In the previous section we showed that the expansion of spacetime causes light to be stretched in the same manner that space is stretching. We will now see that this leads directly to the Hubble law.
Hubble showed that the redshift of a galaxy, which he interpreted as its velocity, is proportional to its distance. Redshift, z, is given by
\begin{equation} z = \frac{\Delta\lambda}{\lambda}=\frac{\lambda_o-\lambda_e}{\lambda_e} \end{equation}We can write this expression the following way:
\begin{equation} z =\frac{\lambda_o}{\lambda_e}-1 \end{equation}From the previous section we know that we can write the wavelength ratio in terms of the scale factor. We will use that relation to replace the ratio of wavelengths to get
\begin{equation} z =\frac{S(t_o)}{S(t_e)}-1 \end{equation}Now consider a short time in which the spacetime does not expand by very much. Under these conditions the scale factor will be essentially constant and we can write:
\begin{equation} S(t_o) = S(t_e) +\Delta S \\ z =\frac{S(t_e)+\Delta S}{S(t_e)}-1 \end{equation}If the expansion over this time happens such that S changes by ΔS in a time Δt, then we can define the rate of change of the expansion:
\begin{equation} \dot{S}\equiv \frac{\Delta S}{\Delta t} \end{equation}And we can write our redshift expression as:
\begin{equation} z =\frac{S(t_e)+ \dot{S}\Delta t }{S(t_e)}-1 \end{equation}This can be simplified by separating the terms and canceling the common term of S(te). And since S(te) and S(to) are assumed to be essentially the same, we will drop the te and use simply S from now on. Then we may write:
\begin{equation} z = \frac{S(t_e)}{S(t_e)} + \frac{\dot{S}\Delta t } {S(t_e)} -1 \\ z = 1 + \frac{\dot{S}\Delta t } {S(t_e)} -1 \\ z \approx \left(\frac{\dot{S}}{S}\right)\Delta t \\ \end{equation}We have switched to an “approximately equal” sign because S is assumed to be nearly constant.

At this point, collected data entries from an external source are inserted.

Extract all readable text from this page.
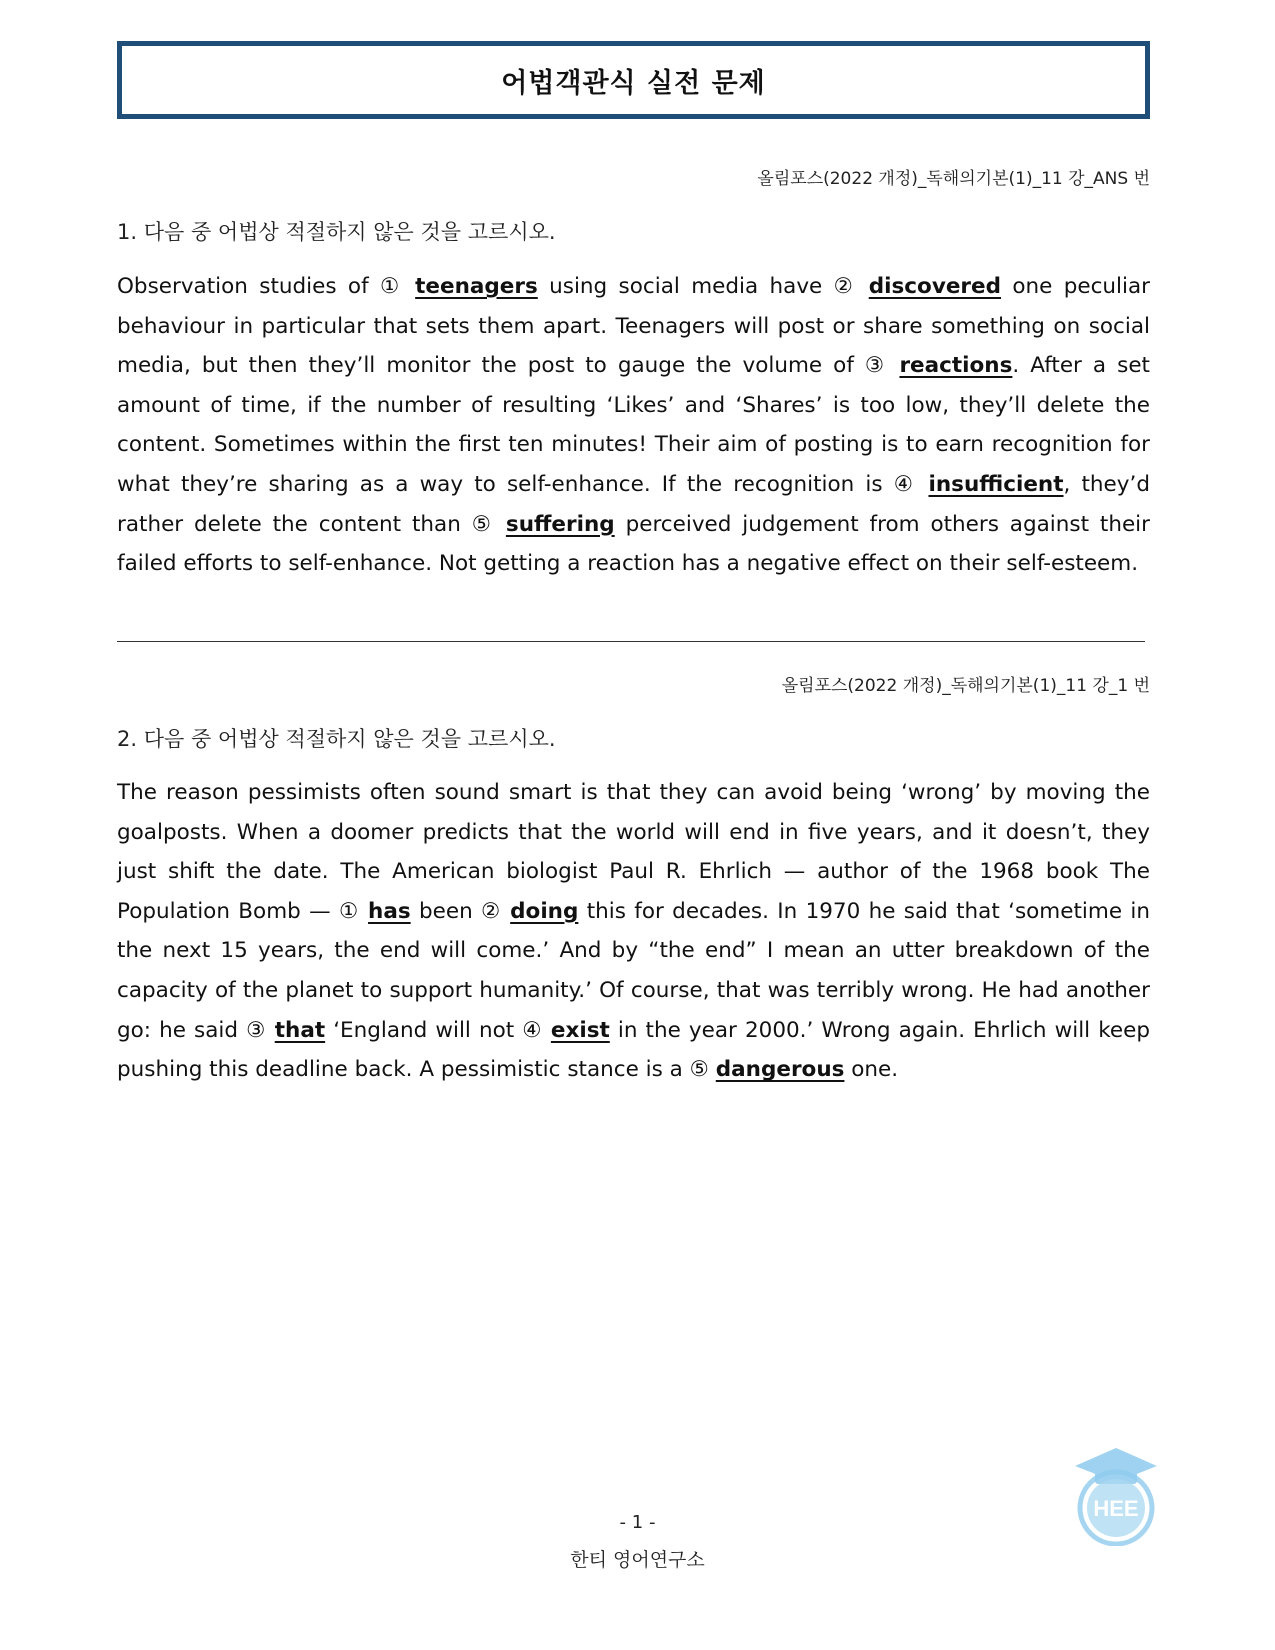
어법객관식 실전 문제
올림포스(2022 개정)_독해의기본(1)_11 강_ANS 번
1. 다음 중 어법상 적절하지 않은 것을 고르시오.

Observation studies of ① teenagers using social media have ② discovered one peculiar behaviour in particular that sets them apart. Teenagers will post or share something on social media, but then they’ll monitor the post to gauge the volume of ③ reactions. After a set amount of time, if the number of resulting ‘Likes’ and ‘Shares’ is too low, they’ll delete the content. Sometimes within the first ten minutes! Their aim of posting is to earn recognition for what they’re sharing as a way to self-enhance. If the recognition is ④ insufficient, they’d rather delete the content than ⑤ suffering perceived judgement from others against their failed efforts to self-enhance. Not getting a reaction has a negative effect on their self-esteem.

올림포스(2022 개정)_독해의기본(1)_11 강_1 번
2. 다음 중 어법상 적절하지 않은 것을 고르시오.

The reason pessimists often sound smart is that they can avoid being ‘wrong’ by moving the goalposts. When a doomer predicts that the world will end in five years, and it doesn’t, they just shift the date. The American biologist Paul R. Ehrlich — author of the 1968 book The Population Bomb — ① has been ② doing this for decades. In 1970 he said that ‘sometime in the next 15 years, the end will come.’ And by “the end” I mean an utter breakdown of the capacity of the planet to support humanity.’ Of course, that was terribly wrong. He had another go: he said ③ that ‘England will not ④ exist in the year 2000.’ Wrong again. Ehrlich will keep pushing this deadline back. A pessimistic stance is a ⑤ dangerous one.

- 1 -
한티 영어연구소
HEE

Next we can use our spacetime interval and the behavior of a light beam to express Δt in a more useful way. We use the fact that the spacetime interval traversed by a beam of light is always zero. Therefore:
\begin{equation} 0 = S^2(t)(\Delta r)^2 -(c\Delta t)^2 \end{equation}Rearranging the terms and taking the square root, we get:
\begin{equation} c\Delta t = S(t) \Delta r \end{equation}If we assume that Δt is small enough that S(t) remains approximately constant, then we can replace S(t) with So. Now we can solve this for Δt:
\begin{equation} \Delta t = \frac{S_o\Delta r}{c} \end{equation}Substituting this expression in for Δt, the redshift becomes:
\begin{equation} z \approx \left(\frac{\dot{S}}{S}\right) (\frac{S_o\Delta r}{c}) \end{equation}But SoΔr is the physical distance traveled (not the comoving distance) by the light during this brief time interval. So if we call the physical distance d (= SoΔr), then we can rewrite the redshift as:
\begin{equation} z \approx \left(\frac{\dot{S}}{S}\right) \left(\frac{d}{c}\right) \end{equation}The ratio in the first parentheses is a constant; it is the fractional amount by which the spacetime expands per unit time. In other words, it is the Hubble constant H0, and the expression is the Hubble law. We can move the c over to the other side of the equal sign to obtain the more familiar form, with velocity (v = cz) proportional to distance:
\begin{equation} cz \approx \left(\frac{\dot{S}}{S}\right)d\\ v = H_0 d \end{equation}The subscript zero on the Hubble constant reminds us that we are only considering time intervals for which the scale factor is approximately constant, and in particular we consider the time period very close to the present one. In this short time light will not have traveled very far, so the relationship should only be valid for the “local” Universe, with the exact meaning “local” depending upon how fast the scale factor changes. If we begin to look at galaxies over larger distances (meaning the light has been traveling for a longer time) then the approximation of a nearly constant Hubble constant is not necessarily valid and we might expect to see deviations from a strict proportionality. In fact, that is exactly what we do see, and the amount and nature of the deviations can tell us many things about the history of the Universe and its energy balance.